Honestly, I feel pretty confident about the martial effectiveness of how I train. On top of that, there's also Yoshinkan aikido, founded by a guy whose revelation was that you could use aikido to control people and who used to go get into fights in bars to try it out. Yoshinkan is one of the things they teach the Tokyo Riot Police. It's a big world out there, guys.

This hard-core Iwama style and the way I train are two different ways to go about it. Iwama maintains a commitment to whatever technique they're doing. If you're doing morote-dori kokyu-nage, you should be able to do it on anyone. So they give as much resistance as they can, and they learn to do the technique on anybody. (I do admit that I need to move more power from my hips. But who doesn't?)

In my world, on the other hand, we focus on fluidity. If someone is huge and stronger than me, why the hell am I wasting my time trying to finesse my way through their strength? I'm going to try a different technique that will be more effective for the mismatch between their strength and mine. Alternately, and more likely really, I do some aikido-esque movement, followed by trying to hit them in the knee/groin/eye/throat. The way we take falls reflects this: we move because if we don't, our partner will find some other way to make us move, and it will probably hurt more.

Long story short, it was a heavy workout (lots of calisthenics to start with) but easily the most disappointing aikido experience of my years of training. I was glad for the opportunity to train, and yet, I would rather just not train than go back. Not that that's likely, since it's a 4-hour project to go to a class there, and I got home around 11:30 PM.

Anyone who has broader experience with Iwama-ryu dojos: is this sort of dogmatic tunnel-vision the norm? My first nine months were doing Iwama-ryu with Kayla Feder Sensei, but she's very open-minded and interested in movement and connection and stuff, and not (that I could tell) obsessed with doing aikido the way Saito Sensei did it and the way O-Sensei looks in photographs and movies. What do you think?


  1. I mentioned this post to Jane, and she made noises of agreement...

  2. And then there's

  3. The first nine years I practiced Aikido was in a dojo that was mostly Iwama style. I found the training invaluable to learning the more flowing style I practice now. For me, Iwama-ryu forced me to have very good form. It's very difficult to move someone that's rooted - Newton's laws of motion and all. I've seen a lot of folks at our dojo that rush through the parts of a technique that doesn't quite work for them when everything is in motion. Fortunately, they all seem to eventually work through those problem areas. In Iwama style practice, if there's a hole in your technique, you fall into it. No rushing to get through it, although we still tried.

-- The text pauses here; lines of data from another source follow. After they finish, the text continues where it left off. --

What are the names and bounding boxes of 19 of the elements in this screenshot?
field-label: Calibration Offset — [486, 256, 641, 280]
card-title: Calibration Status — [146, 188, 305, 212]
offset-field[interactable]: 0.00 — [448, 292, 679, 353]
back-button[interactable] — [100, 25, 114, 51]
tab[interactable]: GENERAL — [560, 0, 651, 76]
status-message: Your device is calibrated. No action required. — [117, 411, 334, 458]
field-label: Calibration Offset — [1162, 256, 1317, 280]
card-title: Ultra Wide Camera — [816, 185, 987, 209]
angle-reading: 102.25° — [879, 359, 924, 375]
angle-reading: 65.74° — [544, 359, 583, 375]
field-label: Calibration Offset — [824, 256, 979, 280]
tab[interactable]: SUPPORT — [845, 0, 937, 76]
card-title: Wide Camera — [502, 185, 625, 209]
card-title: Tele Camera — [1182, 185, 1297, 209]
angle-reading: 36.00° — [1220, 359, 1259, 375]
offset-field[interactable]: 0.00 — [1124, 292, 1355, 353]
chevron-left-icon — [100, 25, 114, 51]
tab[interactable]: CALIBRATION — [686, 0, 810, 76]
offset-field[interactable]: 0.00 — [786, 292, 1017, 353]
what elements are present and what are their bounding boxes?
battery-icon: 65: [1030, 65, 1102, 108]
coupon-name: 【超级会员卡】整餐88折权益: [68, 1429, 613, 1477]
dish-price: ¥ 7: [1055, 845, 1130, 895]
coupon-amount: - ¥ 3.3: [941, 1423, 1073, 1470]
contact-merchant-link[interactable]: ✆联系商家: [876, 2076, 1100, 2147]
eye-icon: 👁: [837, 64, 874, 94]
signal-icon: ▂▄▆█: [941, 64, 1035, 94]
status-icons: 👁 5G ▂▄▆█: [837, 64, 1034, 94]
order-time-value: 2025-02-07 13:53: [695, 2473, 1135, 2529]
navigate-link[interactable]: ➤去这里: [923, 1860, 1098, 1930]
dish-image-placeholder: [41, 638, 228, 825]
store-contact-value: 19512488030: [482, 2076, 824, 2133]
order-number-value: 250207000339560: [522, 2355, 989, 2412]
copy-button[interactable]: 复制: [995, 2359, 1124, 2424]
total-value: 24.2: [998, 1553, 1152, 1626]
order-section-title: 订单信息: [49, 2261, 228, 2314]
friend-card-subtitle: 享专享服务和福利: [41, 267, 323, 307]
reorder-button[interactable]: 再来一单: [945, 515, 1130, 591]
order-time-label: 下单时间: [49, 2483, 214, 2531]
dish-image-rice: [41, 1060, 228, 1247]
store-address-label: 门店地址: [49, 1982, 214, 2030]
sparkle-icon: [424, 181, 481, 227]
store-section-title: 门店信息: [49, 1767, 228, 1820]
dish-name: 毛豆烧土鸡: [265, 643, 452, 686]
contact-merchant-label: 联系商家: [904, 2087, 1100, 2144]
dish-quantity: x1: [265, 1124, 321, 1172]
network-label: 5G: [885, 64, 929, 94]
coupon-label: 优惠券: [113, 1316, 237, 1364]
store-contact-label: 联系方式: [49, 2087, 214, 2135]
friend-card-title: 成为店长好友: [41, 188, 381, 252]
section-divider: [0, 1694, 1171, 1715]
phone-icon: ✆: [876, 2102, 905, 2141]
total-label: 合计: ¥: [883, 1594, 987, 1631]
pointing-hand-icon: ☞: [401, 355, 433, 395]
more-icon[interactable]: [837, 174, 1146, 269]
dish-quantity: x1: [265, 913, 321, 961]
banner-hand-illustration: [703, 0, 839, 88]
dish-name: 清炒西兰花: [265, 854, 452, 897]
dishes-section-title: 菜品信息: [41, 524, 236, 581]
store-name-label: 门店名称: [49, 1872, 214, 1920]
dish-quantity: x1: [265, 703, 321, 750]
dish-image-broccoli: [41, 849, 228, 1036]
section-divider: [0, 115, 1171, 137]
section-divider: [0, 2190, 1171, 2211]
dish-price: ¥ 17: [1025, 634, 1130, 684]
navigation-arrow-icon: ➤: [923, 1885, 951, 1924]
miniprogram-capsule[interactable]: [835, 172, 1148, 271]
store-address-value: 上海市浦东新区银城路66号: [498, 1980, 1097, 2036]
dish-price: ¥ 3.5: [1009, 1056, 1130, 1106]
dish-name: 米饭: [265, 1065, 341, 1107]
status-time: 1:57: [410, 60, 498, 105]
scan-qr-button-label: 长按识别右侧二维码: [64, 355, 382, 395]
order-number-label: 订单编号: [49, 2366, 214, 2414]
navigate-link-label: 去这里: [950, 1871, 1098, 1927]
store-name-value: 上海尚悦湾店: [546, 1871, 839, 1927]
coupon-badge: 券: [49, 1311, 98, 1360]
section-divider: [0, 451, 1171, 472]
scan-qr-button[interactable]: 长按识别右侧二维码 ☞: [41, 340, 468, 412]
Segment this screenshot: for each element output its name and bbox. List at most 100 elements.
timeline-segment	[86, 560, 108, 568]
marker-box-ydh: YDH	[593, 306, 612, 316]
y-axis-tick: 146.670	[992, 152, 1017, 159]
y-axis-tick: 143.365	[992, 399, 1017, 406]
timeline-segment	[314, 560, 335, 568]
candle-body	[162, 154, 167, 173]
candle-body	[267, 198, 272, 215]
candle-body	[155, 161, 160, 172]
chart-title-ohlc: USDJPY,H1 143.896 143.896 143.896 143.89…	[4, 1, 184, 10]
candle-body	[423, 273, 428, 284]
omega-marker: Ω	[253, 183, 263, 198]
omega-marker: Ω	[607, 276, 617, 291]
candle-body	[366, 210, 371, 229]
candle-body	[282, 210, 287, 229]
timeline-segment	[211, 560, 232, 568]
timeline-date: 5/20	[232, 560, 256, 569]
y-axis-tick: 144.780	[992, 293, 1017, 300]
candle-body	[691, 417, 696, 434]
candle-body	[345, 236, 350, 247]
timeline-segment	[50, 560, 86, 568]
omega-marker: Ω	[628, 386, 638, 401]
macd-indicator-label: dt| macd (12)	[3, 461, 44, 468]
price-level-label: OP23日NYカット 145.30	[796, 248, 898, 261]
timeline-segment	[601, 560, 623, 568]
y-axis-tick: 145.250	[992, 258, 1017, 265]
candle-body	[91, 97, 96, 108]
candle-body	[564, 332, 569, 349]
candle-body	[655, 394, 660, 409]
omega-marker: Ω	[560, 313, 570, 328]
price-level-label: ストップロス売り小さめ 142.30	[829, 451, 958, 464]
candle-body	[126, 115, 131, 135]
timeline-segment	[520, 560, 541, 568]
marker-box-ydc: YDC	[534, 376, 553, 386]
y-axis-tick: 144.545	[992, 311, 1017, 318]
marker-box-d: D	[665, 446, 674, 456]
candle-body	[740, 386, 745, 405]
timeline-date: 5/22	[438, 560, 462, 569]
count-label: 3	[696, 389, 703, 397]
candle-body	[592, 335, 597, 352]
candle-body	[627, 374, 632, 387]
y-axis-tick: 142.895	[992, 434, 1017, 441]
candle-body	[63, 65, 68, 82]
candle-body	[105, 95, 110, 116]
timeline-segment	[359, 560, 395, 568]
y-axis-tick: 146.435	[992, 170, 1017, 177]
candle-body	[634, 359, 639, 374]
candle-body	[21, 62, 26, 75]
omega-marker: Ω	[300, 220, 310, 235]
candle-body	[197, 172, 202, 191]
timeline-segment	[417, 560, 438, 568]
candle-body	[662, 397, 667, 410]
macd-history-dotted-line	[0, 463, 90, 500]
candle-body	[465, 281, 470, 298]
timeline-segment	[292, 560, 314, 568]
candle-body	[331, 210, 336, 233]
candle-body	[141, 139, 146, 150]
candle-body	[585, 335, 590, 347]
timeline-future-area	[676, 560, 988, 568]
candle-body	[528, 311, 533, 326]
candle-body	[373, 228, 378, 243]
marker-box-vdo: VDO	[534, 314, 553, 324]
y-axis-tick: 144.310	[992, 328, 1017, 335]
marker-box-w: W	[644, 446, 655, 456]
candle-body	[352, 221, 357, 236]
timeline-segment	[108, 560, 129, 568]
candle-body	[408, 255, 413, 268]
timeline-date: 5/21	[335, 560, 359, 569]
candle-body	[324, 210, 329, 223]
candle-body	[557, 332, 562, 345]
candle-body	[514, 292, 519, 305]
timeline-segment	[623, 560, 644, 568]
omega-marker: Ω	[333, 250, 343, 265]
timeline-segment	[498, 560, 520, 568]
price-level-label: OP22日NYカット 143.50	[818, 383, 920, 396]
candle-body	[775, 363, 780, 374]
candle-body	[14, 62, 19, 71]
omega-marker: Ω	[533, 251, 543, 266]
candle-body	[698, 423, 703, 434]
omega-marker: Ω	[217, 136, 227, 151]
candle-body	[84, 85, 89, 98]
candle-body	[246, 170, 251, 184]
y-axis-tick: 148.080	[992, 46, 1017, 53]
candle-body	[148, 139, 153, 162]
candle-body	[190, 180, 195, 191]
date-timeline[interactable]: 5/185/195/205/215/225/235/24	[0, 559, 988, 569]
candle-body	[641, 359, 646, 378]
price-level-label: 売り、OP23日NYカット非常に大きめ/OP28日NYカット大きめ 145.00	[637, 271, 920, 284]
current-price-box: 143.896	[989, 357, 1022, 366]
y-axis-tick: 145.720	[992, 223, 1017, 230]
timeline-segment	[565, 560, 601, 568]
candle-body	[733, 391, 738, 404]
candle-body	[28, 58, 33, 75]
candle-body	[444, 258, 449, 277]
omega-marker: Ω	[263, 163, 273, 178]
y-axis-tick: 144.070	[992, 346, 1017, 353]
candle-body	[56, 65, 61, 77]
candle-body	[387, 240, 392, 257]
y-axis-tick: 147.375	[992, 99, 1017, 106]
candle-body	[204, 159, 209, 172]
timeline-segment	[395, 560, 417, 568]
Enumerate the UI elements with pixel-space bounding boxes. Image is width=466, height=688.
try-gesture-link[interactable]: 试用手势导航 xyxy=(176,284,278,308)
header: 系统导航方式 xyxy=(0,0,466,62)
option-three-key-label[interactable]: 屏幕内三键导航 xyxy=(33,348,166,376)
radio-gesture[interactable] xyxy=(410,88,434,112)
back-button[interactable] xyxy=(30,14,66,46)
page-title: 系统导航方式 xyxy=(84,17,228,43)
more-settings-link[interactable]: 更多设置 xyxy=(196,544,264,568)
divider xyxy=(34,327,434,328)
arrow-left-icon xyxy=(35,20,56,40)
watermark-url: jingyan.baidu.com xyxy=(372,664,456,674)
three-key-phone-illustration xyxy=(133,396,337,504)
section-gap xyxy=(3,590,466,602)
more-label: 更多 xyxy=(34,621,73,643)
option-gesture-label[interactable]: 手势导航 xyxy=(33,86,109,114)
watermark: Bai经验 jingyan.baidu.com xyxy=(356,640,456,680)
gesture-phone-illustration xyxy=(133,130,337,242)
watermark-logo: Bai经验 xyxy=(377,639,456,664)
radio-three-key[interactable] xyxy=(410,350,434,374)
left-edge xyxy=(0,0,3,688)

    I found that going from the Iwama style practice to a flowing practice difficult at first, but I came to appreciate the things I had learned in the Iwama practice and what they did for me as I began practicing a different style. I really feel that it helped me to aquire flowing techniques more thoroughly. As a side note, if I'm confused about a technique, I will go back to Iwama style to try to figure out what's going wrong with it.

    I think you had what I would refer to as a *bad dojo experience*. Sometimes I think Aikido is ALL about what you bring to it. The more I practice, the less I know, the less I have to bring to class! This by no means precludes me from being a smart ass.